El cumplimiento del propósito principal de la transición -dotar a España de un sistema político democrático que incluyera a Juan Carlos de Borbón y a los heredo-franquistas- y las ambiciones y rivalidades personales de sus líderes clausuraron el proyecto UCD y dieron paso al PP, más inclinado a la derecha, pero conservando las buenas maneras políticas y una cierta querencia del Centro. Que duró lo que el primer mandato de Aznar. A partir del año 2000, éste se instaló en la hosquedad y la arrogancia de los modos y en el reaccionarismo de los contenidos, propiciando una involución ideológica que nos devolvía a los tiempos del nacionalcatolicismo y alineaba al PP con la opción primigenia de Alianza Popular, tan próxima al populismo nacionalista de Berlusconi y sus socios. ¿El apoyo incondicional de Aznar a las posiciones bélicas de los halcones del Pentágono -Rumsfeld y Wolfowitz- y su total identificación con el ideario de Bush y de sus neocons son causa o consecuencia de esta involución?
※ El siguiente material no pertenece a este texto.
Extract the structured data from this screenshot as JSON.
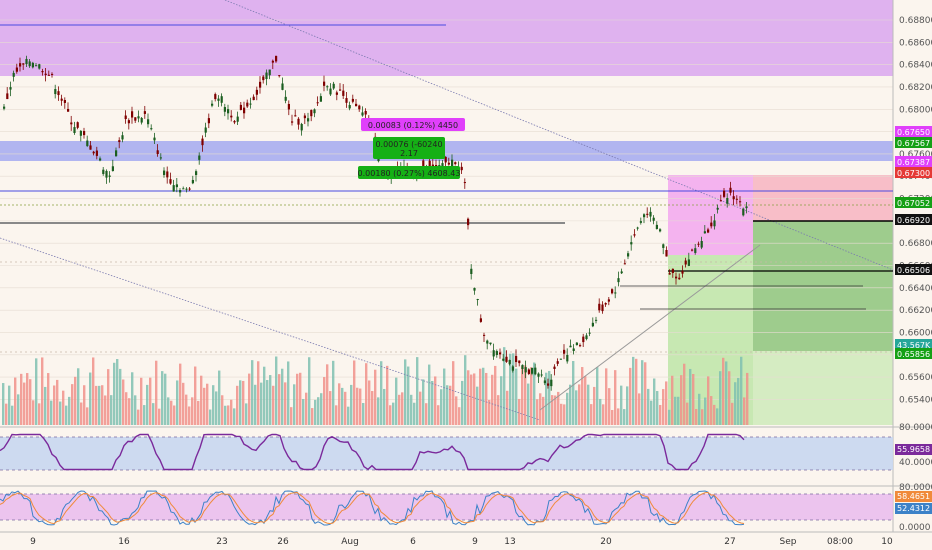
{
  "colors": {
    "up": "#1b5e20",
    "down": "#7f0000",
    "resist_zone": "#d9a6ee",
    "blue_zone": "#a9aef0",
    "vol_up": "#7fbfb0",
    "vol_down": "#f0908a",
    "short_loss": "#f7b8c3",
    "short_profit": "#b6e39e",
    "green_profit": "#7fbe6c",
    "rsi_line": "#7b2a9b",
    "stoch_k": "#3c82c8",
    "stoch_d": "#f08a3a"
  },
  "chart_data": {
    "type": "candlestick",
    "price_range": [
      0.6535,
      0.688
    ],
    "y_ticks": [
      "0.68800",
      "0.68600",
      "0.68400",
      "0.68200",
      "0.68000",
      "0.67800",
      "0.67600",
      "0.67400",
      "0.67200",
      "0.67000",
      "0.66800",
      "0.66600",
      "0.66400",
      "0.66200",
      "0.66000",
      "0.65800",
      "0.65600",
      "0.65400"
    ],
    "x_ticks": [
      "9",
      "16",
      "23",
      "26",
      "Aug",
      "6",
      "9",
      "13",
      "20",
      "27",
      "Sep",
      "08:00",
      "10"
    ],
    "price_tags": [
      {
        "value": "0.67650",
        "color": "#e040fb",
        "text_color": "#ffffff"
      },
      {
        "value": "0.67567",
        "color": "#15a015",
        "text_color": "#ffffff"
      },
      {
        "value": "0.67387",
        "color": "#e040fb",
        "text_color": "#ffffff"
      },
      {
        "value": "0.67300",
        "color": "#e53935",
        "text_color": "#ffffff"
      },
      {
        "value": "0.67052",
        "color": "#15a015",
        "text_color": "#ffffff"
      },
      {
        "value": "0.66920",
        "color": "#111111",
        "text_color": "#ffffff"
      },
      {
        "value": "0.66506",
        "color": "#111111",
        "text_color": "#ffffff"
      },
      {
        "value": "43.567K",
        "color": "#26a69a",
        "text_color": "#ffffff"
      },
      {
        "value": "0.65856",
        "color": "#15a015",
        "text_color": "#ffffff"
      }
    ],
    "measure_labels": [
      {
        "text": "0.00083 (0.12%) 4450",
        "color": "#e040fb"
      },
      {
        "text": "0.00076 (-60240",
        "color": "#15b015"
      },
      {
        "text": "2.17",
        "color": "#15b015"
      },
      {
        "text": "0.00180 (0.27%) 4608.43",
        "color": "#15b015"
      }
    ],
    "rsi": {
      "ticks": [
        "80.0000",
        "40.0000"
      ],
      "last": "55.9658"
    },
    "stoch": {
      "ticks": [
        "80.0000",
        "0.0000"
      ],
      "k_last": "58.4651",
      "d_last": "52.4312"
    }
  }
}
Seguramente de ambas. Pero lo que parece claro es que esta nueva versión del integrismo político, hostil a la Europa de los padres fundadores y a su modelo de sociedad, difícilmente podrá conseguir en España la mayoría -como acaba de comprobarse en las elecciones europeas- y empujará a la izquierda estatal y a las izquierdas periféricas hacia posiciones centristas para consolidar y aumentar su base electoral. Lo que si en una primera fase puede convenir a los socialistas al asegurarles un largo periodo de gobierno, no le conviene en absoluto a la democracia española, que reclama una convivencia con antagonismos, pero sin insultos ni agresiones, para que no se le amputen las escasas posibilidades que tiene de autocorrección y cambio. Digo, de progreso. Por precario e insatisfactorio que éste sea para quienes nos situamos en el horizonte de "otro mundo es posible".